Women in Food: Jo Ann Baumgartner and the Wild Farm Alliance Unite Conservation and Agriculture
March 2, 2015 | Rose Egelhoff
Jo Ann Baumgartner’s interest in wild farming—the practice of integrating agriculture with local ecosystems to support both high crop yields and a healthy, biodiverse environment— started when she and her husband worked their own organic farm.
Baumgartner “came from an understanding and love of wild nature,” and had always relished a chance vacation or outing that let her be in the outdoors. While farming, she began to see connections between the land she cultivated and the wild places she loved. While working on a book about California’s endangered species, she noticed that many creatures were rare precisely because of agriculture, which has replaced the natural habitat of many species with crops grown in monoculture.
Her interest in the connection between agriculture and conservation led to a master’s degree studying bird predation of insects in apple orchards, work on a conventional research farm and eventually to the Watsonville, California-based Wild Farm Alliance. The WFA was born at a 2000 meeting the Foundation for Deep Ecology, and created with the goal of helping farmers realize the benefits of using natural processes, and understand the power they have to shape their operations in ways that preserve biodiversity and fight climate change. Baumgarter now serves as WFA’s director.
Wild farming incorporates a wide variety of practices from permaculture, forest farming and other sustainable agriculture modalities. It employs intercropping with native species, supporting local food chains and habitats, and working with the natural geography of the land rather than modifying it.

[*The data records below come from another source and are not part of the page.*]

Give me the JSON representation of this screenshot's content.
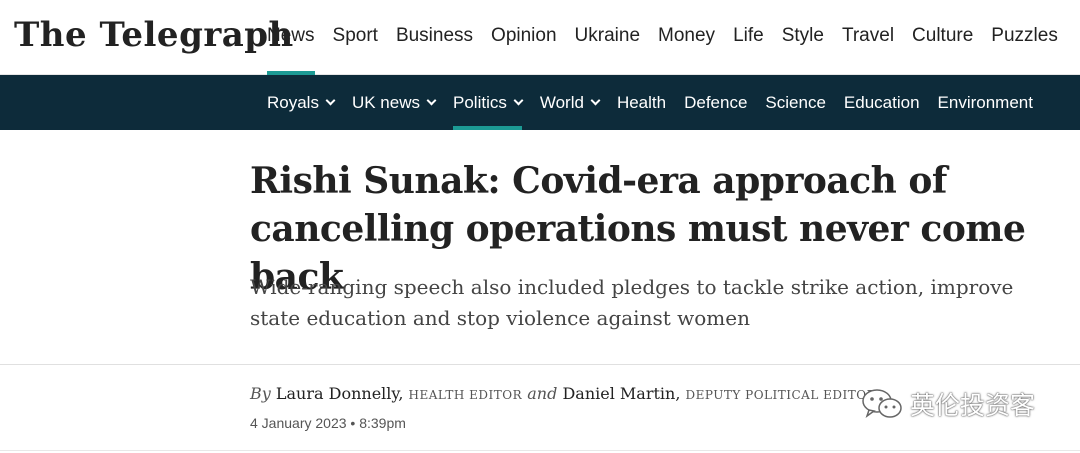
{
  "brand": {
    "logo_text": "The Telegraph"
  },
  "main_nav": {
    "items": [
      {
        "label": "News",
        "active": true
      },
      {
        "label": "Sport"
      },
      {
        "label": "Business"
      },
      {
        "label": "Opinion"
      },
      {
        "label": "Ukraine"
      },
      {
        "label": "Money"
      },
      {
        "label": "Life"
      },
      {
        "label": "Style"
      },
      {
        "label": "Travel"
      },
      {
        "label": "Culture"
      },
      {
        "label": "Puzzles"
      }
    ]
  },
  "sub_nav": {
    "items": [
      {
        "label": "Royals",
        "dropdown": true
      },
      {
        "label": "UK news",
        "dropdown": true
      },
      {
        "label": "Politics",
        "dropdown": true,
        "active": true
      },
      {
        "label": "World",
        "dropdown": true
      },
      {
        "label": "Health"
      },
      {
        "label": "Defence"
      },
      {
        "label": "Science"
      },
      {
        "label": "Education"
      },
      {
        "label": "Environment"
      }
    ]
  },
  "article": {
    "headline": "Rishi Sunak: Covid-era approach of cancelling operations must never come back",
    "standfirst": "Wide-ranging speech also included pledges to tackle strike action, improve state education and stop violence against women",
    "byline": {
      "by": "By",
      "author1": "Laura Donnelly,",
      "role1": "HEALTH EDITOR",
      "and": "and",
      "author2": "Daniel Martin,",
      "role2": "DEPUTY POLITICAL EDITOR"
    },
    "dateline": "4 January 2023 • 8:39pm"
  },
  "watermark": {
    "text": "英伦投资客",
    "icon": "wechat-icon"
  },
  "colors": {
    "accent": "#1c9a94",
    "subnav_bg": "#0d2b3a",
    "text": "#222222"
  }
}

Much of the WFA’s work today consists of writing reports, issuing action alerts and speaking engagements. They coordinate with sister organizations to influence policies that encourage wild farming. Much of their work is currently focusing on organic policy and food safety policy. Another branch of their work involves helping local farmers around their headquarters in Watsonville, California to install conservation projects. Besides being one of the most fun parts of the job, this work, Baumgartner explains, “helps us stay grounded” and in touch with the daily reality of farmers.
“The crux of it,” says Baumgartner, “is that we need to help farmers and others think beyond the human-centric perspective and make informed decisions based on the needs of the non-human elements that are part of our world and make it function correctly, and beautifully.”
The WFA does this by focusing on education and policy.
One aspect of their policy work has been to advocate for stricter compliance with organic certification regulations that require conservation of natural resources, including soil, water, wetlands, woodlands and wildlife. The WFA helped the USDA’s National Organic Program (NOP) establish a set of biodiversity inspection questions, published biodiversity conservation guides for farmers and certifiers and submitted material on assessing biodiversity conservation to the NOP for inclusion in the NOP Handbook.
Baumgartner sees a demand for this type of work. Fortunately, andfunding has never been a serious problem. Though the WFA was financed by the Foundation for Deep Ecology for the first few years of its existence, its funding now comes from a combination of foundation and government grants.
Farmers are interested in conservation, according to Baumgartner, though many do not know how to begin incorporating conservation practices into their farms.
“There are all kinds of positive things that farmers can do to support conservation and that’s why I am working in this field,” she says. “I think it’s an exciting and productive way to help farms become better at what they do, for instance by putting in habitat like elderberry plants that support both pollinators and birds. These types of changes also support the wild nature that farmers may not directly benefit from, but those animals and plants need space in our world.”